I for one believe that NR has been hyped to sell a very expensive supplement to the public when a very cheap one will do the job. It's not clear to me that NR is actually better than nicotinamide for doing what we want--which is to get rid of dysfunctional mitochondria. This appears to require that the ratio of NAD+/NADH be increased to get the cell's quality control machinery into motion, not just the absolute level of NAD+. This paper gives some insight--
Capsule
Background: Nicotinamide treatment decreases mitochondrial content and helps cells maintain high mitochondrial quality.
Results: Metabolically enhanced NAD+/NADH ratio and chemically induced SIRT1 activation similarly decreased mitochondrial content, increased autophagy, and induced mitochondrial fragmentation.
Conclusion: Mitochondrial content is modulated by high NAD+/NADH ratio and mechanisms that involve SIRT1 activation.
Significance: Elevation of NAD+/NADH ratio may promote cellular health by facilitating mitochondrial autophagy.
http://www.jbc.org/c...7/23/19304.long
Nicotinamide increases NAD+ and increases the ratio very nicely. NR also raises NAD+, perhaps more than nicotinamide, but I haven't seen anything to date that mentions the ratio. It's also not clear how much you will have to take of NR, but it will definitely be a good deal more than the marketing suggests if you want to achieve the 2.7 fold increase in NAD+ that the primary researcher of this product speaks of--
Nicotinamide riboside (NR) is in wide use as an NAD+ precursor vitamin. Here we determine the time and dose-dependent effects of NR on blood NAD+ metabolism in humans. We report that human blood NAD+ can rise as much as 2.7-fold with a single oral dose of NR in a pilot study of one individual, and that oral NR elevates mouse hepatic NAD+ with distinct and superior pharmacokinetics to those of nicotinic acid and nicotinamide. We further show that single doses of 100, 300 and 1,000 mg of NR produce dose-dependent increases in the blood NAD+ metabolome in the first clinical trial of NR pharmacokinetics in humans. We also report that nicotinic acid adenine dinucleotide (NAAD), which was not thought to be en route for the conversion of NR to NAD+, is formed from NR and discover that the rise in NAAD is a highly sensitive biomarker of effective NAD+ repletion.

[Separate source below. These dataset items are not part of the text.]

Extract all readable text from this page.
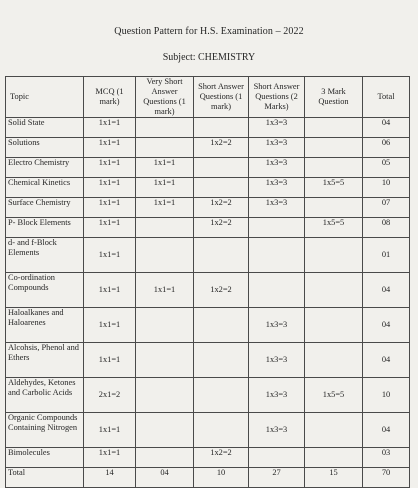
Question Pattern for H.S. Examination – 2022
Subject: CHEMISTRY
Topic	MCQ (1 mark)	Very Short Answer Questions (1 mark)	Short Answer Questions (1 mark)	Short Answer Questions (2 Marks)	3 Mark Question	Total
Solid State	1x1=1			1x3=3		04
Solutions	1x1=1		1x2=2	1x3=3		06
Electro Chemistry	1x1=1	1x1=1		1x3=3		05
Chemical Kinetics	1x1=1	1x1=1		1x3=3	1x5=5	10
Surface Chemistry	1x1=1	1x1=1	1x2=2	1x3=3		07
P- Block Elements	1x1=1		1x2=2		1x5=5	08
d- and f-Block Elements	1x1=1					01
Co-ordination Compounds	1x1=1	1x1=1	1x2=2			04
Haloalkanes and Haloarenes	1x1=1			1x3=3		04
Alcohsis, Phenol and Ethers	1x1=1			1x3=3		04
Aldehydes, Ketones and Carbolic Acids	2x1=2			1x3=3	1x5=5	10
Organic Compounds Containing Nitrogen	1x1=1			1x3=3		04
Bimolecules	1x1=1		1x2=2			03
Total	14	04	10	27	15	70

https://www.ncbi.nlm...pubmed/27721479
Presumably the 2.7 fold increase is associated with the gram dose (or higher) of the researcher himself (thus an n=1), and the rise of NAAD is a concern, as it's not known what this might do to the process, especially as it was increased by a factor of 45. The surprisingly preliminary state of the NR research is evident in the following story published just days ago--
The new research, reported Oct. 10 in the journal Nature Communications, was led by Charles Brenner... Brenner is ... co-founder and Chief Scientific Adviser of ProHealthspan, which sells NR supplements under the trade name Tru NIAGEN®.
The human trial involved six men and six women, all healthy. Each participant received single oral doses of 100 mg, 300 mg, or 1,000 mg of NR in a different sequence with a seven-day gap between doses. After each dose, blood and urine samples were collected and analyzed by Brenner's lab to measure various NAD+ metabolites in a process called metabolomics. The trial showed that the NR vitamin increased NAD+ metabolism by amounts directly related to the dose, and there were no serious side effects with any of the doses...Prior to the formal clinical trial, Brenner conducted a pilot human study -- on himself.
https://www.scienced...61010135418.htm
Note the strong conflict of interest. My own experience with NR and nicotinamide suggests that nicotinamide works very well when taken at a dose of a gram three or four times a day (which I don't do every day, but only intermittently) and adding 100 mg NR to each gram dose didn't seem to make it better. Nor was 500 mg NR by itself as good, though at the gram level it might have been as good or better. I can't say as I didn't try that dosage, and there wouldn't have been any point as I didn't see any reason to take a very expensive supplement over a very cheap supplement if I have to use the same dose.
Still, a direct NAD+ injection (if that's what it is) sounds very interesting. That it's called a "cocktail" suggests that it's not NAD+ at all, but some mix of precursors.
Edited by Turnbuckle, 27 October 2016 - 11:36 AM.